Belle Isle Aquarium
The Beaux-Arts aquarium boasts a vast collection of saltwater and freshwater fish on an island in the Detroit River.
On opening day, in 1904, some 5,000 visitors queued up to file past 44 fish tanks and beautiful green-tiled walls, the color of water-slicked algae. Over the next few years, thousands of visitors continued to shuffle through each day.
At the time, the Beaux Arts building was one of the largest aquariums in the world, and a dispatch in the Detroit News noted “there or only some six or seven other permanent aquaria known.”
Designed by architects Albert Kahn and George D. Mason, the building featured a massive central tank, grand pillars, and an ornate facade. Above the entrance is a carving of Neptune, the Roman god of the seas, and the city’s seal and motto: Speramus meliora; resurget cineribus (“We hope for better things; it will rise from the ashes”).
Over the next hundred years, this small structure on an island in the Detroit River, partway between the U.S. and Canada, would become the oldest continually operating aquarium in America.

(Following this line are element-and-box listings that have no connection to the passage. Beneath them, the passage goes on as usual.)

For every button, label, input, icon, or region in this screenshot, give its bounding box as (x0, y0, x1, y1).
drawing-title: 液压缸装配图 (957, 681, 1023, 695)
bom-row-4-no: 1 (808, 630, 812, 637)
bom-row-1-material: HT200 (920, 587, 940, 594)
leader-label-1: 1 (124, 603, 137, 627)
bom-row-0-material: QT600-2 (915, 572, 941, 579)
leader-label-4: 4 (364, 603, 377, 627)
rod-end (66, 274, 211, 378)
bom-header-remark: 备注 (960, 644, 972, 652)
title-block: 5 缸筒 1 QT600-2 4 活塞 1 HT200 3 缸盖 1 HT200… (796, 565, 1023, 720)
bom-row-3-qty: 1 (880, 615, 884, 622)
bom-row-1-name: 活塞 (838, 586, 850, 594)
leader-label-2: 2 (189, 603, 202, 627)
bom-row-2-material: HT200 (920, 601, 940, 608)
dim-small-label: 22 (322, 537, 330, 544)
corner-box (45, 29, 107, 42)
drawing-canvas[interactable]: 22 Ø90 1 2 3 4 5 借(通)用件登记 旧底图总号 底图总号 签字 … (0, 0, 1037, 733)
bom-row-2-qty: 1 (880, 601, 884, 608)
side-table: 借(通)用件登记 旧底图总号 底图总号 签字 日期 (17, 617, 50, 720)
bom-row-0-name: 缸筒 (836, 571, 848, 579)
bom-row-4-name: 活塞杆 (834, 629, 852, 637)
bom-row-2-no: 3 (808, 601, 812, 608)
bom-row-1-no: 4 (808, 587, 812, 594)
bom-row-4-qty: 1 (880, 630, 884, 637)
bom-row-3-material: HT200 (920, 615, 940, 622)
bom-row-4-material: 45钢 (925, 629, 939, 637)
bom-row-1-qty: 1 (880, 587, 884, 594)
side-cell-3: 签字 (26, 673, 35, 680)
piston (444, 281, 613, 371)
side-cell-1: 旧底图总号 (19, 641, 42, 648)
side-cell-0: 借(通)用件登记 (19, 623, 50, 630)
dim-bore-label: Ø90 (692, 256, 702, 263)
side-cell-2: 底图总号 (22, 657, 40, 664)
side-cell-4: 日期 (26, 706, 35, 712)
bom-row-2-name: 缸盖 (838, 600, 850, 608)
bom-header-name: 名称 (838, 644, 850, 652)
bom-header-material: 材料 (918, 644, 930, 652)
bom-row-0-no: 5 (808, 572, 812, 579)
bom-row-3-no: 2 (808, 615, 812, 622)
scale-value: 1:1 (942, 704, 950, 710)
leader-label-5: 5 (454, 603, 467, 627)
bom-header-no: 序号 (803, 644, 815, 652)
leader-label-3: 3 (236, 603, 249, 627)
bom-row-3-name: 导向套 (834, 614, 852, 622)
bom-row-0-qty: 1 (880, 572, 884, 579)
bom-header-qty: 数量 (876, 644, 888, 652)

Local legend says that the basement was home to a Prohibition-era speakeasy, and that, during a time of cinched purses and hungry bellies, a sea turtle named “Big Pete” was sold to the local fish market, where it was fated to become soup.
The building rebounded over the years: Tanks made from wood and glue were replaced with sturdy concrete ones, and at its height, the collection included more than 3,600 fish.
The tanks were full of freshwater and saltwater fish until 2005, when the cash-stripped city closed the aquarium as a cost-cutting measure. Local citizens voted to reopen it, and spent years lobbying to do so. The Belle Isle Conservancy, a nonprofit volunteer group, restored and reopened the building in 2012.
Know Before You Go
The aquarium is open Friday to Sunday from 10 a.m. to 4 p.m. Admission is free, but there is a cost to drive a car onto the island.